Le scénario sait prendre son temps (222 pages) pour brosser toute une galerie de personnages. (Photo : sarbacane)

Un duo d’auteurs inspiré remonte au boom du pétrole pour imaginer un western cruel et glacial dans les neiges du Canada. Difficile d’y rester de glace.

L’histoire

Dans le Grand Nord canadien, à la fin du XIXe siècle, Jay Foxton, entrepreneur sans scrupules, règne sur la ville de Sinnergulch. Il détient la plupart des terrains et commerces. Tout le monde est à sa botte, sauf une personne : Gus Carcajou, un ermite dont le terrain regorge d’un autre type d’or, noir celui-là, qui commence à rapporter beaucoup : le pétrole. Attiré par l’appât du gain, Foxton est prêt à tout pour s’emparer de cet énorme magot qui lui échappe encore…

L’Ouest sauvage, genre pourtant ultracodifié, a été de tout temps matière à de bonnes fictions. D’ailleurs, ces dernières années, la BD l’a maintes fois prouvé, faisant régulièrement parler la poudre à travers des œuvres de belle facture qui, comme leurs héros et héroïnes, visent tous azimuts et chevauchent de multiples territoires : celui de l’humour (la série Lincoln ou Santiago de B-gnet), du féminisme (Ladies with Guns, Hippolyte, La Femme à l’étoile) ou des outsiders (Hoka Hey!, Jusqu’au dernier).
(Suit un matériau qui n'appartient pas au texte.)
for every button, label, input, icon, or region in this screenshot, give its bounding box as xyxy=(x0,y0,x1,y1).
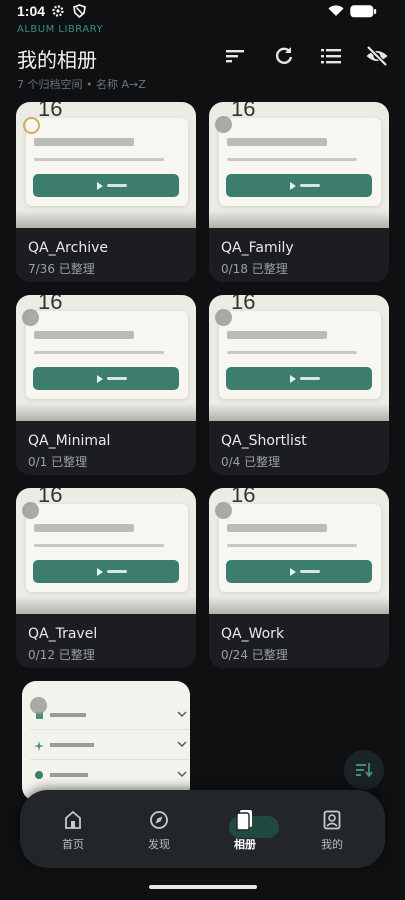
thumbnail-number: 16 xyxy=(231,102,256,121)
nav-item-albums[interactable]: 相册 xyxy=(215,806,279,856)
album-count: 0/24 已整理 xyxy=(221,648,288,662)
selection-dot[interactable] xyxy=(23,117,40,134)
list-view-icon[interactable] xyxy=(319,44,343,68)
profile-icon xyxy=(323,810,341,830)
bottom-nav: 首页 发现 相册 我的 xyxy=(20,790,385,868)
album-thumbnail: 16 xyxy=(16,102,196,228)
album-name: QA_Archive xyxy=(28,240,108,256)
album-thumbnail: 16 xyxy=(209,295,389,421)
album-thumbnail: 16 xyxy=(209,102,389,228)
album-card[interactable]: 16 QA_Work 0/24 已整理 xyxy=(209,488,389,668)
status-bar: 1:04 xyxy=(0,0,405,24)
visibility-off-icon[interactable] xyxy=(365,44,389,68)
settings-status-icon xyxy=(52,5,64,17)
album-thumbnail: 16 xyxy=(16,295,196,421)
selection-dot[interactable] xyxy=(30,697,47,714)
sort-order-icon xyxy=(356,763,373,778)
header-subtitle: 7 个归档空间 • 名称 A→Z xyxy=(17,78,146,91)
album-count: 0/4 已整理 xyxy=(221,455,281,469)
album-name: QA_Minimal xyxy=(28,433,111,449)
battery-icon xyxy=(350,5,377,18)
album-count: 0/18 已整理 xyxy=(221,262,288,276)
home-icon xyxy=(65,810,81,829)
album-thumbnail: 16 xyxy=(209,488,389,614)
wifi-icon xyxy=(328,5,344,17)
nav-label: 发现 xyxy=(148,838,170,851)
nav-label: 我的 xyxy=(321,838,343,851)
home-indicator[interactable] xyxy=(149,885,257,889)
thumbnail-number: 16 xyxy=(231,488,256,507)
album-count: 0/1 已整理 xyxy=(28,455,88,469)
album-name: QA_Travel xyxy=(28,626,98,642)
album-name: QA_Family xyxy=(221,240,294,256)
selection-dot[interactable] xyxy=(22,502,39,519)
album-thumbnail xyxy=(22,681,190,801)
sort-fab-button[interactable] xyxy=(344,750,384,790)
album-thumbnail: 16 xyxy=(16,488,196,614)
selection-dot[interactable] xyxy=(215,116,232,133)
thumbnail-number: 16 xyxy=(38,102,63,121)
album-card[interactable]: 16 QA_Family 0/18 已整理 xyxy=(209,102,389,282)
nav-item-home[interactable]: 首页 xyxy=(43,806,103,856)
album-card[interactable]: 16 QA_Shortlist 0/4 已整理 xyxy=(209,295,389,475)
nav-label: 相册 xyxy=(234,838,256,851)
album-name: QA_Shortlist xyxy=(221,433,307,449)
selection-dot[interactable] xyxy=(215,309,232,326)
album-icon xyxy=(236,810,252,831)
header-overline: ALBUM LIBRARY xyxy=(17,24,104,35)
thumbnail-number: 16 xyxy=(231,295,256,314)
refresh-icon[interactable] xyxy=(272,44,296,68)
nav-label: 首页 xyxy=(62,838,84,851)
album-card[interactable]: 16 QA_Archive 7/36 已整理 xyxy=(16,102,196,282)
selection-dot[interactable] xyxy=(22,309,39,326)
status-time: 1:04 xyxy=(17,3,46,19)
album-count: 7/36 已整理 xyxy=(28,262,95,276)
sort-icon[interactable] xyxy=(223,44,247,68)
album-name: QA_Work xyxy=(221,626,285,642)
thumbnail-number: 16 xyxy=(38,295,63,314)
album-card[interactable] xyxy=(22,681,190,801)
album-card[interactable]: 16 QA_Minimal 0/1 已整理 xyxy=(16,295,196,475)
selection-dot[interactable] xyxy=(215,502,232,519)
nav-item-profile[interactable]: 我的 xyxy=(302,806,362,856)
page-title: 我的相册 xyxy=(17,48,97,72)
album-count: 0/12 已整理 xyxy=(28,648,95,662)
thumbnail-number: 16 xyxy=(38,488,63,507)
compass-icon xyxy=(150,811,168,829)
nav-item-discover[interactable]: 发现 xyxy=(129,806,189,856)
shield-status-icon xyxy=(73,4,86,18)
album-card[interactable]: 16 QA_Travel 0/12 已整理 xyxy=(16,488,196,668)
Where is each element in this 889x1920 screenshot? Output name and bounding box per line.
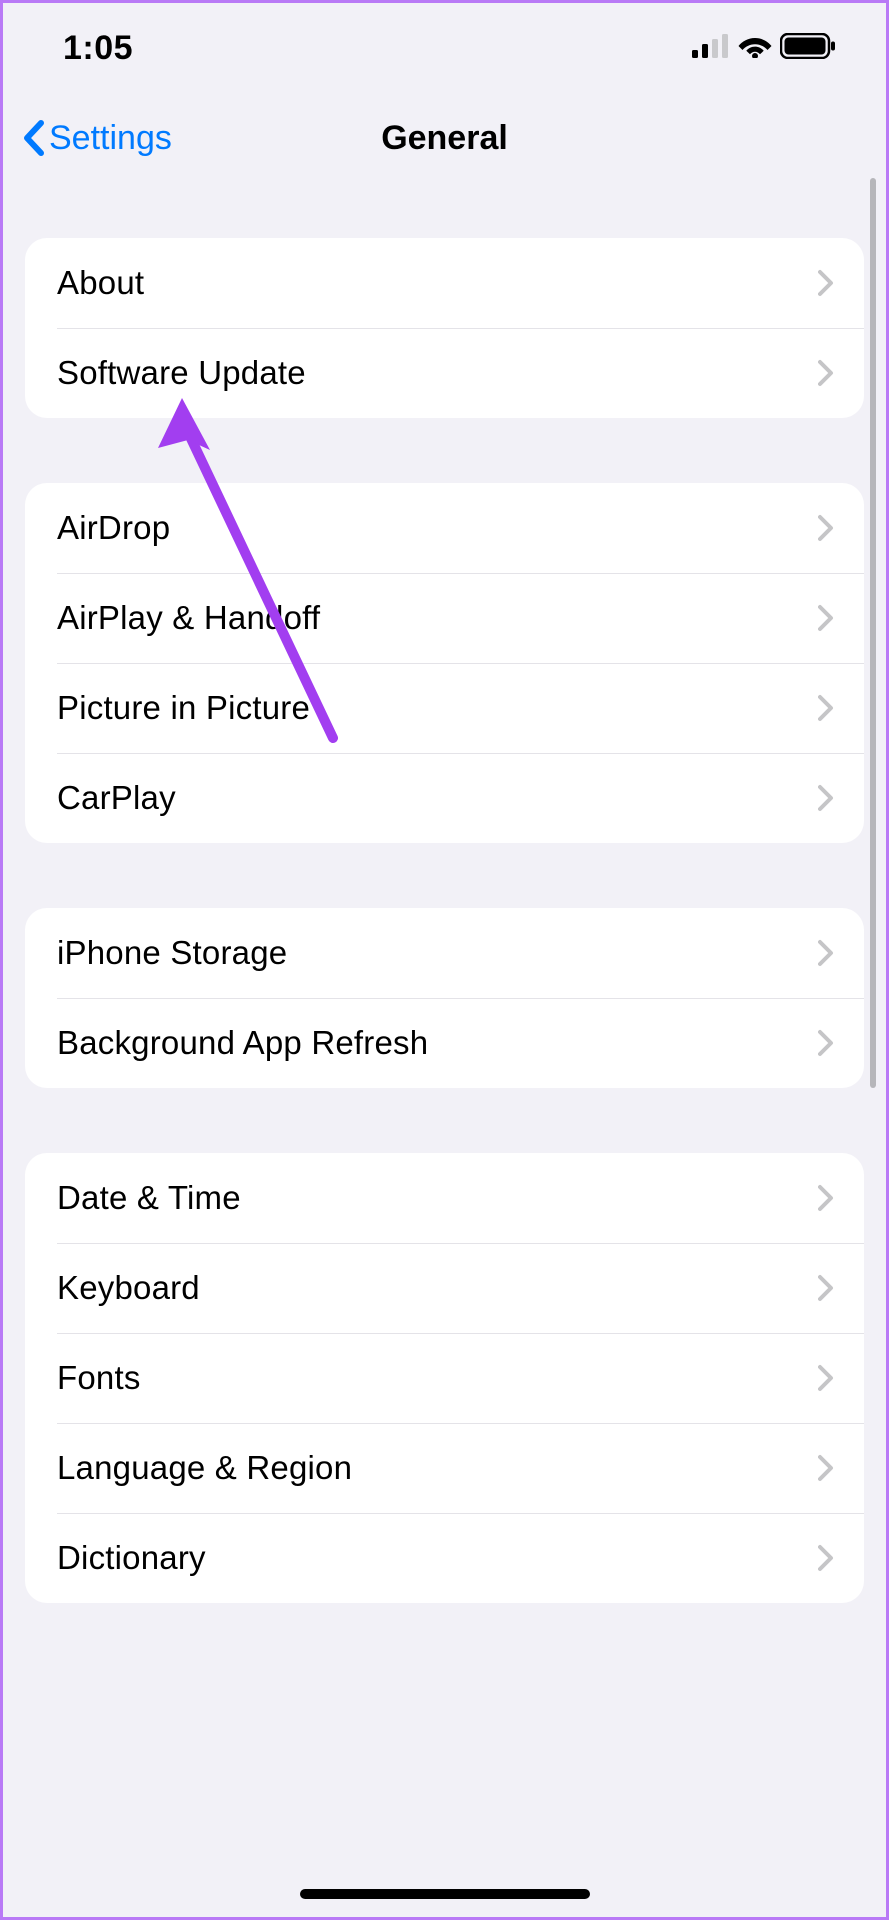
row-iphone-storage[interactable]: iPhone Storage — [25, 908, 864, 998]
status-time: 1:05 — [63, 29, 133, 68]
row-dictionary[interactable]: Dictionary — [25, 1513, 864, 1603]
row-airplay-handoff[interactable]: AirPlay & Handoff — [25, 573, 864, 663]
group-storage: iPhone Storage Background App Refresh — [25, 908, 864, 1088]
status-bar: 1:05 — [3, 3, 886, 93]
chevron-right-icon — [818, 1274, 834, 1302]
status-indicators — [692, 33, 836, 64]
cellular-icon — [692, 34, 730, 63]
row-label: Picture in Picture — [57, 689, 310, 727]
chevron-right-icon — [818, 784, 834, 812]
back-button[interactable]: Settings — [21, 119, 172, 158]
battery-icon — [780, 33, 836, 64]
back-label: Settings — [49, 119, 172, 158]
row-label: AirDrop — [57, 509, 170, 547]
row-label: Dictionary — [57, 1539, 206, 1577]
chevron-right-icon — [818, 1544, 834, 1572]
row-label: iPhone Storage — [57, 934, 287, 972]
row-label: Language & Region — [57, 1449, 352, 1487]
row-label: Keyboard — [57, 1269, 200, 1307]
row-language-region[interactable]: Language & Region — [25, 1423, 864, 1513]
wifi-icon — [738, 34, 772, 63]
chevron-right-icon — [818, 1454, 834, 1482]
row-fonts[interactable]: Fonts — [25, 1333, 864, 1423]
chevron-right-icon — [818, 359, 834, 387]
chevron-right-icon — [818, 269, 834, 297]
content: About Software Update AirDrop AirPlay & … — [3, 183, 886, 1603]
chevron-right-icon — [818, 604, 834, 632]
scroll-indicator[interactable] — [870, 178, 876, 1088]
row-label: Date & Time — [57, 1179, 241, 1217]
row-keyboard[interactable]: Keyboard — [25, 1243, 864, 1333]
row-label: About — [57, 264, 144, 302]
chevron-right-icon — [818, 514, 834, 542]
row-carplay[interactable]: CarPlay — [25, 753, 864, 843]
nav-bar: Settings General — [3, 93, 886, 183]
row-label: Software Update — [57, 354, 306, 392]
row-picture-in-picture[interactable]: Picture in Picture — [25, 663, 864, 753]
row-label: CarPlay — [57, 779, 176, 817]
row-label: AirPlay & Handoff — [57, 599, 320, 637]
row-software-update[interactable]: Software Update — [25, 328, 864, 418]
row-about[interactable]: About — [25, 238, 864, 328]
row-airdrop[interactable]: AirDrop — [25, 483, 864, 573]
chevron-right-icon — [818, 1364, 834, 1392]
group-system-prefs: Date & Time Keyboard Fonts Language & Re… — [25, 1153, 864, 1603]
row-label: Background App Refresh — [57, 1024, 428, 1062]
chevron-right-icon — [818, 1029, 834, 1057]
home-indicator[interactable] — [300, 1889, 590, 1899]
group-system: About Software Update — [25, 238, 864, 418]
chevron-left-icon — [21, 119, 47, 157]
chevron-right-icon — [818, 939, 834, 967]
chevron-right-icon — [818, 1184, 834, 1212]
row-background-app-refresh[interactable]: Background App Refresh — [25, 998, 864, 1088]
page-title: General — [381, 119, 508, 158]
row-label: Fonts — [57, 1359, 141, 1397]
group-connectivity: AirDrop AirPlay & Handoff Picture in Pic… — [25, 483, 864, 843]
chevron-right-icon — [818, 694, 834, 722]
row-date-time[interactable]: Date & Time — [25, 1153, 864, 1243]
Même le plus iconique de tous les cowboys, Lucky Luke, connaît un dépoussiérage salutaire, comme le prouve notamment la dernière version de Blutch, réjouissante, sortie en décembre dernier. Parmi la longue liste des réussites, voilà que s’ajoute une nouvelle, d’un sacré calibre : Carcajou.

Les deux auteurs, Eldiablo et Djilian Deroche, auraient pu appeler ça la «vengeance de Carcajou», mais ça aurait été redondant avec le titre du 26e tome du célèbre petit indien, Yakari… Mais l’idée est là : on est en 1895, dans le grand froid de l’Alberta, au Canada. Précisément au cœur de la petite ville de Sinnergulch, où dominent les volontés d’un seul homme : Jay Foxton, un entrepreneur aux «méthodes répugnantes», héritées de son père.

Tandis que ce dernier a «asséché» toutes les mines d’or du coin, lui poursuit l’exploitation des ressources naturelles avec le pétrole, qui fait pleuvoir les billets verts. De quoi acheter tout le monde, du maire au chef de la police… Oui, la Foxton Inc. gagne beaucoup, mais l’avidité n’a pas de limite : il y a en effet ce terrain, s’étalant sur une colline, tant prometteur en termes de gains. Mais voilà, son propriétaire est du genre tenace.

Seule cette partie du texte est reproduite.